One thread calls the init() function while another thread (or signal handler) calls the use() function. One might expect that the use() function will either print 5 or do nothing. This may not always be the case for several reasons:

  • The CPU may reorder the writes that happen in init() so that the code that actually executes might look like:

    void init()
    {
      ready = true;
      x = 2;
      y = 3;
    }
    
  • The CPU may reorder the reads that happen in use() so that the actually executed code might become:

    void use()
    {
      int local_x = x;
      int local_y = y;
      if (ready)
        std::cout << local_x + local_y;
    }
    
  • An optimizing C++ compiler may decide to reorder the program in similar way.
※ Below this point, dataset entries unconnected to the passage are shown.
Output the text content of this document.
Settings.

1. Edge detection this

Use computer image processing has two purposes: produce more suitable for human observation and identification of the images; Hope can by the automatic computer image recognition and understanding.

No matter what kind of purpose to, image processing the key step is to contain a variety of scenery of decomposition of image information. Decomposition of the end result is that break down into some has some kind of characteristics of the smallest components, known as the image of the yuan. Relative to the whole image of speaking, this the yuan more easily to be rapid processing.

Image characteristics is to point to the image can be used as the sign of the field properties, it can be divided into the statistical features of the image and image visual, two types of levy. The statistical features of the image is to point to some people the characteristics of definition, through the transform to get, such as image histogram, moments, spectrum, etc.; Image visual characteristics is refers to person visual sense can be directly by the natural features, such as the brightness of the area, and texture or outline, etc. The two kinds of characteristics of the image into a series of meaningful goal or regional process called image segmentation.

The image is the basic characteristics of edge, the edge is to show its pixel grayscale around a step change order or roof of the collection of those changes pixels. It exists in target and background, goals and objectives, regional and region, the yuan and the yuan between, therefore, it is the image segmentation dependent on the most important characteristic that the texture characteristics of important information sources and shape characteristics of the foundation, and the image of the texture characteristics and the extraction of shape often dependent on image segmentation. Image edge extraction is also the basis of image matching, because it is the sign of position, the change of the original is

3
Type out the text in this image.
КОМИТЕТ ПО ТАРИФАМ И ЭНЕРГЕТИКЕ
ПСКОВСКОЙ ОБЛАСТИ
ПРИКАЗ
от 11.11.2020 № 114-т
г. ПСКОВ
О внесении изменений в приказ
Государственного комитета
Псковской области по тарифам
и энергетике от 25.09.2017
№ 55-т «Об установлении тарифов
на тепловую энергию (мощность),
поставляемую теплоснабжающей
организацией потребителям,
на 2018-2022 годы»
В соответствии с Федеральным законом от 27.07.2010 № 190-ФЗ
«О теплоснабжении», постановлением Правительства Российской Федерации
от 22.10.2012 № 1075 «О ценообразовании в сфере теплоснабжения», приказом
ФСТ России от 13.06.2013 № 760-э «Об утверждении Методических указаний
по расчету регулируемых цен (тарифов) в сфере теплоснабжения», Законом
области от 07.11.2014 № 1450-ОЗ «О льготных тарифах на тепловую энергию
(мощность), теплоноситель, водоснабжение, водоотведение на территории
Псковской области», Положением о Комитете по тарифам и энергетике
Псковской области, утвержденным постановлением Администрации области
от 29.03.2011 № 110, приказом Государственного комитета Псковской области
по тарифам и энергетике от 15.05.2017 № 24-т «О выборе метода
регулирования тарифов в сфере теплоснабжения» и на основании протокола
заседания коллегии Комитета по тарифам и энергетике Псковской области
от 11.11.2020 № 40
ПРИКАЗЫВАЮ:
Such reordering cannot change the behavior of a program running in single thread because a thread cannot interleave the calls to init() and use(). On the other hand in a multi-threaded setting one thread may see part of the writes performed by the other thread where it may happen that use() may see ready==true and garbage in x or y or both.

The C++ Memory Model allows the programmer to specify which reordering operations are permitted and which are not, so that a multi-threaded program would also be able to behave as expected. The example above can be rewritten in thread-safe way like this:

int x, y;
std::atomic<bool> ready{false};

void init()
{
  x = 2;
  y = 3;
  ready.store(true, std::memory_order_release);
}
void use()
{
  if (ready.load(std::memory_order_acquire))
    std::cout << x + y;
}

Here init() performs atomic store-release operation. This not only stores the value true into ready, but also tells the compiler that it cannot move this operation before write operations that are sequenced before it.

The use() function does an atomic load-acquire operation. It reads the current value of ready and also forbids the compiler from placing read operations that are sequenced after it to happen before the atomic load-acquire.

These atomic operations also cause the compiler to put whatever hardware instructions are needed to inform the CPU to refrain from the unwanted reorderings.

Because the atomic store-release is to the same memory location as the atomic load-acquire, the memory model stipulates that if the load-acquire operation sees the value written by the store-release operation, then all writes performed by init()'s thread prior to that store-release will be visible to loads that use()'s thread executes after its load-acquire. That is if use() sees ready==true, then it is guaranteed to see x==2 and y==3.

Note that the compiler and the CPU are still allowed to write to y before writing to x, and similarly the reads from these variables in use() can happen in any order.